Residents take legal action over property compensation
Ten homeowners have launched legal action against the State Government after their properties were forcibly acquired for the expansion of Randwick’s health and education precinct.
Ten homeowners have launched legal action against the State Government after their properties were forcibly acquired for the expansion of Randwick’s health and education precinct.
The proceedings, lodged by residents on Eurimbla Ave and Botany St, argue compensation offers they received for their homes were significantly below market value — in one case $500,000 short of assessments by independent valuers.
Their properties, now bulldozed to make way for the $720 million Randwick health and education redevelopment, were among 92 homes to the west of Prince of Wales Hospital acquired by Health Infrastructure in June 2017.
Randwick councillor Phillipa Veitch wants the council to support a public inquiry into the acquisition process.
The hospital expansion will be discussed at Tuesday’s council meeting.
Those to receive an acquisition notice through their letterbox included Dimitrios Hatzitoulousis.
Now living in a spare room with family members, the former Eurimbla Ave resident is claiming the compensation offer he received by government valuers was 17 per cent below market value.
Mr Hatzitoulousis said he was “not against the redevelopment of the hospital” but “the way residents had been treated”, claiming “we were deceived out of the true value of our home”.

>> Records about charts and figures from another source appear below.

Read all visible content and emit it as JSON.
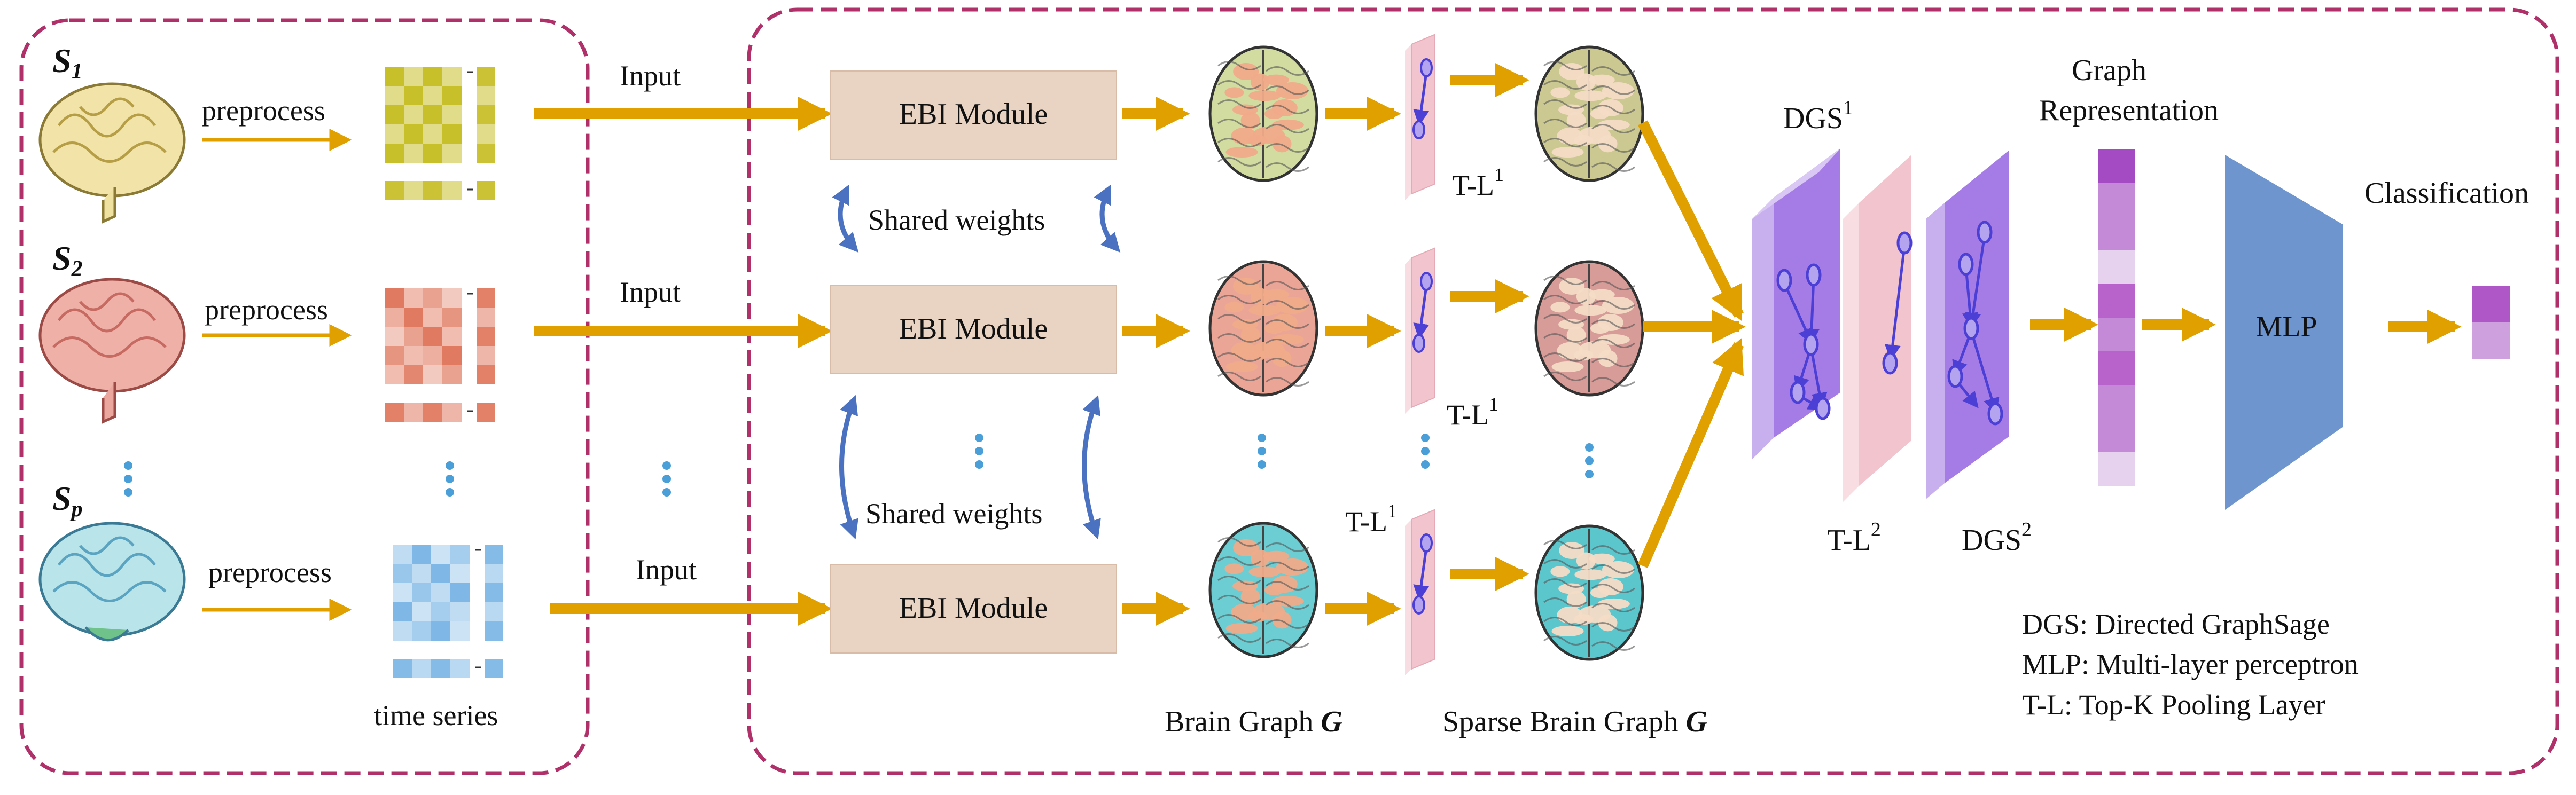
{
  "subjects": [
    {
      "name": "S",
      "sub": "1"
    },
    {
      "name": "S",
      "sub": "2"
    },
    {
      "name": "S",
      "sub": "p"
    }
  ],
  "preprocess_label": "preprocess",
  "time_series_label": "time series",
  "input_label": "Input",
  "ebi_module_label": "EBI Module",
  "shared_weights_label": "Shared weights",
  "tl": {
    "text": "T-L",
    "sup1": "1",
    "sup2": "2"
  },
  "dgs": {
    "text": "DGS",
    "sup1": "1",
    "sup2": "2"
  },
  "brain_graph_label": {
    "text": "Brain Graph ",
    "symbol": "G"
  },
  "sparse_brain_graph_label": {
    "text": "Sparse Brain Graph ",
    "symbol": "G"
  },
  "graph_representation_label": {
    "line1": "Graph",
    "line2": "Representation"
  },
  "mlp_label": "MLP",
  "classification_label": "Classification",
  "legend": [
    "DGS: Directed GraphSage",
    "MLP: Multi-layer perceptron",
    "T-L: Top-K Pooling Layer"
  ],
  "colors": {
    "dashed_border": "#b0306a",
    "arrow": "#e0a000",
    "ebi_box": "#e9d3c3",
    "shared_arrow": "#4a72c0",
    "dgs_face": "#a57ce6",
    "dgs_side": "#c8b0ee",
    "tl_face": "#f2c4cd",
    "mlp": "#6f95cf",
    "ellipsis_dots": "#4a9fd8",
    "row1_matrix": "#c8c02a",
    "row2_matrix": "#e07a60",
    "row3_matrix": "#7fb8e6"
  }
}
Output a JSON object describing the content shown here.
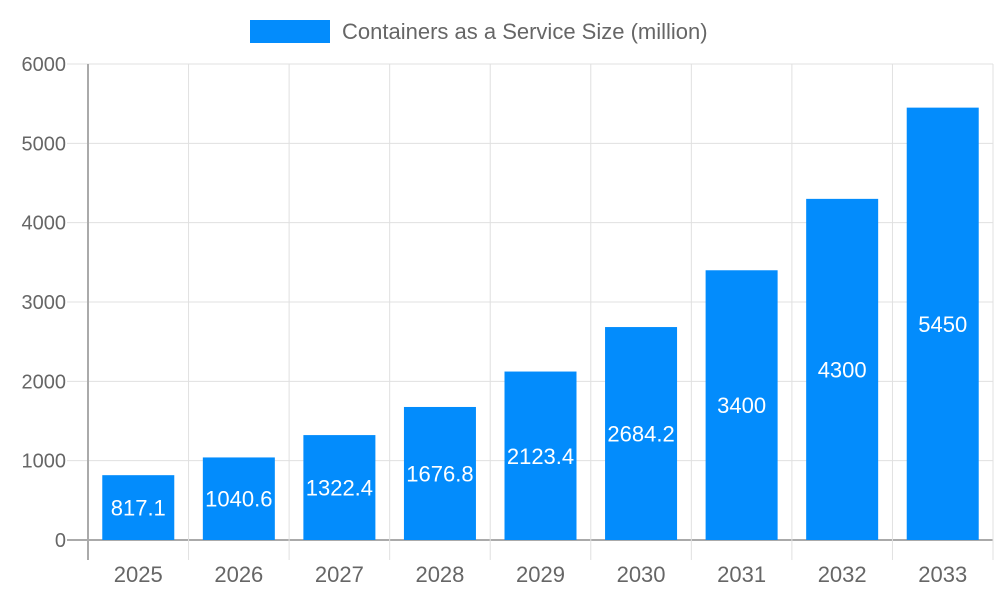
{
  "chart_data": {
    "type": "bar",
    "title": "",
    "xlabel": "",
    "ylabel": "",
    "categories": [
      "2025",
      "2026",
      "2027",
      "2028",
      "2029",
      "2030",
      "2031",
      "2032",
      "2033"
    ],
    "series": [
      {
        "name": "Containers as a Service Size (million)",
        "values": [
          817.1,
          1040.6,
          1322.4,
          1676.8,
          2123.4,
          2684.2,
          3400,
          4300,
          5450
        ],
        "labels": [
          "817.1",
          "1040.6",
          "1322.4",
          "1676.8",
          "2123.4",
          "2684.2",
          "3400",
          "4300",
          "5450"
        ],
        "color": "#038cfc"
      }
    ],
    "ylim": [
      0,
      6000
    ],
    "yticks": [
      "0",
      "1000",
      "2000",
      "3000",
      "4000",
      "5000",
      "6000"
    ],
    "grid": true,
    "legend_position": "top"
  }
}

Like many, he said the sum offered had left him “unable to buy an equivalent home in Randwick.”
A Health Infrastructure spokeswoman declined to comment on the legal proceedings, but said expanding the campus to the west was the “best way to deliver high quality co-located clinical services”.
Of the block of homes acquired, plans show the southern section will become an acute services building, while the northern half will have a “health services” and “health-related education, training and research facility”.
Since negotiations took place, the government has reformed its property acquisition process with a pledge to create a “fairer, more balanced and more transparent process from start to finish”.